Никогда раньше не было у него некрасивых женщин. Мимо просто обыкновенных он проходил. Сказал бы ему кто, что женщина, лодыжку которой он сможет обхватить двумя пальцами, станет для него всем. Что он будет плакать, заворачивая и одевая ее в разные почти детские вещи, что он запродастся отвратительной халтуре, чтобы ей только сделали очки, какие ей надо. Подчеркиваю: не оправу, а именно очки-линзы. Когда она сидит с ногами в кресле и держит перед самым носом книжку, наматывая на палец любую нитку, которую можно откуда-нибудь выдернуть, у него плавится сердце. Никогда не было этого раньше, никогда не бухало куда-то там в печенку превращенное в горячие капли его мускулистое, четырехкамерное сердце. Вика разве в чём виновата? Может, у ее будущего мужа от нее тоже плавится сердце?.. Он хотел бы этого… Он хочет для нее самого лучшего, потому что потому… Федоров вздохнул. А вот денег у него нет. Таких, как она просит, во всяком случае. Надо ему спасать Соньку, нет у него другого в жизни предназначения. Это с другими женщинами был у него другой интерес, эту надо спасать. С той минуты, как он ее увидел, услышал ее спотыкающуюся на согласных речь – она из Западной Украины и говорит с каким-то невообразимым акцентом – украинско-молдавским, – так вот с той минуты, как он ее увидел и услышал, он готов зависнуть над ней, чтоб защищать от всех и вся. С Викой он строил дом, возводил его, украшал его, а Сонька делает ему дом там, где в эту секунду находится… В купе ему с ней дом, в машине дом. В метро дом. "Ах, какой я слюнявый! – подумал о себе Федоров. – А мне ведь надо доставать сырую телячью печенку, а где ее достанешь о сю пору? Где находится этот лох теленок, у которого я смогу склевать печень для Соньки?"
Он остановил машину возле автомата и стал звонить подруге Соньки из института, которая обещала смотаться в свой библиотечный день в деревню к родителям и пошуровать там насчет сырой печени. В институте ему просто прокричали в трубку: она поехала, поехала! Растроганный до нечеловеческой мягкости Федоров вернулся в машину и полез за сигаретами. Вместе с пачкой вынулся бумажник: близко он его положил, когда хотел дать Вике, ну, полета, не больше, взял бумажник, раскрыл и сквозь целлулоидное окошко на него посмотрела очаровательно глазастая женщина, с короткой стрижкой, большим, иронически улыбающимся ртом, ну абсолютная некрасавица, но лучше которой природа ничего не сочинила.
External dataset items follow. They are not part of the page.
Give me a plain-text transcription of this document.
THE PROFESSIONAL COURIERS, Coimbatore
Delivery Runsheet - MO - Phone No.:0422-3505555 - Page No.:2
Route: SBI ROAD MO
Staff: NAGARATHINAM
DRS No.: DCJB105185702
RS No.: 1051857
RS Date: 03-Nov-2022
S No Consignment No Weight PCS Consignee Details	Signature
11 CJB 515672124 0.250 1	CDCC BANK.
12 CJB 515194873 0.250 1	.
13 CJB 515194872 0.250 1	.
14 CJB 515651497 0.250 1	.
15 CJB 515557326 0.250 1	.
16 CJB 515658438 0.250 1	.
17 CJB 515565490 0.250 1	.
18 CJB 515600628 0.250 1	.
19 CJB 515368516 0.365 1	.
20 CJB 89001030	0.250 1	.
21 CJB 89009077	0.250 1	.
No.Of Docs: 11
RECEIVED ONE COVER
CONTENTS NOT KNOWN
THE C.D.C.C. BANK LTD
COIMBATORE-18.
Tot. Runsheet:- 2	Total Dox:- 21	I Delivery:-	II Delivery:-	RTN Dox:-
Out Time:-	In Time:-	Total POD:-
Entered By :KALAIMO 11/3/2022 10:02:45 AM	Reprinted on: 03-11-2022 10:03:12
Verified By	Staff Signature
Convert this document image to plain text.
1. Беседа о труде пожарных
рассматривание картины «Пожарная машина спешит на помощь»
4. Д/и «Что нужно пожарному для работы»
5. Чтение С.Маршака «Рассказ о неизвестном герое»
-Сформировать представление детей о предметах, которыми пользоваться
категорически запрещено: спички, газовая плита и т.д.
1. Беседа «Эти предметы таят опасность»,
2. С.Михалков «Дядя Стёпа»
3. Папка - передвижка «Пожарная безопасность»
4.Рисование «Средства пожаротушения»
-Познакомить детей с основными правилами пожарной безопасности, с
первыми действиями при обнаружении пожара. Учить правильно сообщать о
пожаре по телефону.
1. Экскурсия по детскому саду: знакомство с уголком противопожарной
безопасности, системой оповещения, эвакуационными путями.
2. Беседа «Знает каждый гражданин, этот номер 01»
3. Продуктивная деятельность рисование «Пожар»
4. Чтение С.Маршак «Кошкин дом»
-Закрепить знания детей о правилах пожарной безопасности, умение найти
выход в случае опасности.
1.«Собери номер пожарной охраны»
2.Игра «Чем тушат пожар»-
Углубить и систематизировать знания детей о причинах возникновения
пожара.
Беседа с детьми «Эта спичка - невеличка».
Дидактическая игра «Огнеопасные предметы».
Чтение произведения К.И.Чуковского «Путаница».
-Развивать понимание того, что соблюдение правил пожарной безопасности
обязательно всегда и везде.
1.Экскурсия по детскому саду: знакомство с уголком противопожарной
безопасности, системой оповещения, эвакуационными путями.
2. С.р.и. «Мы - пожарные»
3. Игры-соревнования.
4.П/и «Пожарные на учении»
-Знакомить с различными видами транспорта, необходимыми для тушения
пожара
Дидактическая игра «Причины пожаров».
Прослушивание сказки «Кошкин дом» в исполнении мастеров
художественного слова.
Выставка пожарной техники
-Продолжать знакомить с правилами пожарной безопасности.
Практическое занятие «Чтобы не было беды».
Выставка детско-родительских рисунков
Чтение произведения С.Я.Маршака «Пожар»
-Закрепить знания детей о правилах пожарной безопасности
Это была точка зрения Федорова. Он на ней не настаивал, потому что был по сути своей плюралистом и допускал существование других точек зрения. "Лапочка ты моя! – подумал он вслух.– Солнышко мое! Господи! Пошли мне все ее хворобы и неприятности!" Так он молился уже три месяца, молился всюду и постоянно. "Господи! Что мне сделать, чтоб она была здорова?"
Он никогда не думал о ребенке, которого в принципе хотел, он не позволял себе о нем думать, потому что готов был без размышления пожертвовать им ради Соньки. Как же можно в такой ситуации думать о нем? Кайши мыслями?
***
"Вика завернула за угол и позволила себе согнуться в три погибели. Так согнувшись, будто от резкой боли в животе, она постояла, и уже какая-то женщина из тех теперь редких, которые бросаются на помощь, переложив сумки из рук в руки, ринулась к ней, но Вика улыбнулась, кивком поблагодарила за порыв и, выпрямившись, пошла дальше. "Она рожает…" Эта новость ее согнула.
Не потому, что так уж она хотела ребенка, а он у нее не завязывался по причине какой-то там патологии. Она была не из тех женщин, которые при виде младенца распускают слюни и превращаются в идиоток. Нет! Но когда Федоров ушел и она безжалостно и без анестезии устроила ревизию всей их жизни и не нашла причины, по которой так вот враз нужно было собрать чемодан и убежать от нее на частную квартиру, она не думала тогда о ребенке. Вот, мол, был бы… Не говорили они об этом с Федоровым, нет его и нет, даже лучше, что нет, потому что многое другое надо… И не сказала она Федорову, что была у гинеколога, и тот ей прописал процедуры, и она принимала их, но это было ее дело, в которое она не считала нужным вводить мужа. Потом их надо было делать повторно, но она уже не пошла, потому что как раз тогда они что-то затеяли в квартире и что-то с Чем-то не совпадало по времени. И теперь вот в согнутом состоянии Вика выдавила мысль: Федорову нужен был ребенок! Хоть от кого, даже от этой его красотки, на которую она ходила смотреть специально. Вика хотела быть объективной и искала, что
там запрятано в ней, но увы… Невзрачная женщина с печатью кандидатской степени… Ум, интеллект, ирония, сатира – это все, будем считать, есть. Ничего глазки, хоть их за очками не видно… Но в целом… Что ни надень, вида никакого… Она успокаивала себя тогда этим, городила всякую чепуху, что не может это не иметь значения для Федорова, который до своего картона был все-таки приличным фотокором… Значит, должен принимать красоту, видеть ее во всяком случае…
Думая о той женщине, она не могла не думать о себе, сравнивала, находила себя лучше. Не в кандидатской же степени дело. Федоров, наоборот, всю жизнь проповедовал идею, что женщину образование только испортило. И то, что она не могла понять, а понять хотела, оказалось, горше самого фактам что Федоров ушел. А теперь вот разъяснилось – ребенок. Почему же он ей ничего не говорил? Почему они обходили эту тему, и она была ему даже благодарна, а когда ходила к врачу, то думала, что, может, это и не нужно, а на всякий случай пусть лучше полечат… Потом же выяснилось, что хорошо, что она не долечилась, – это когда у них началось с Алексеем. Будто жизнь специально приспособила ее патологию к такого рода ситуациям. "Я рожу от него! – решила Вика. – В конце концов мне всего тридцать семь… Я рожу назло Федорову".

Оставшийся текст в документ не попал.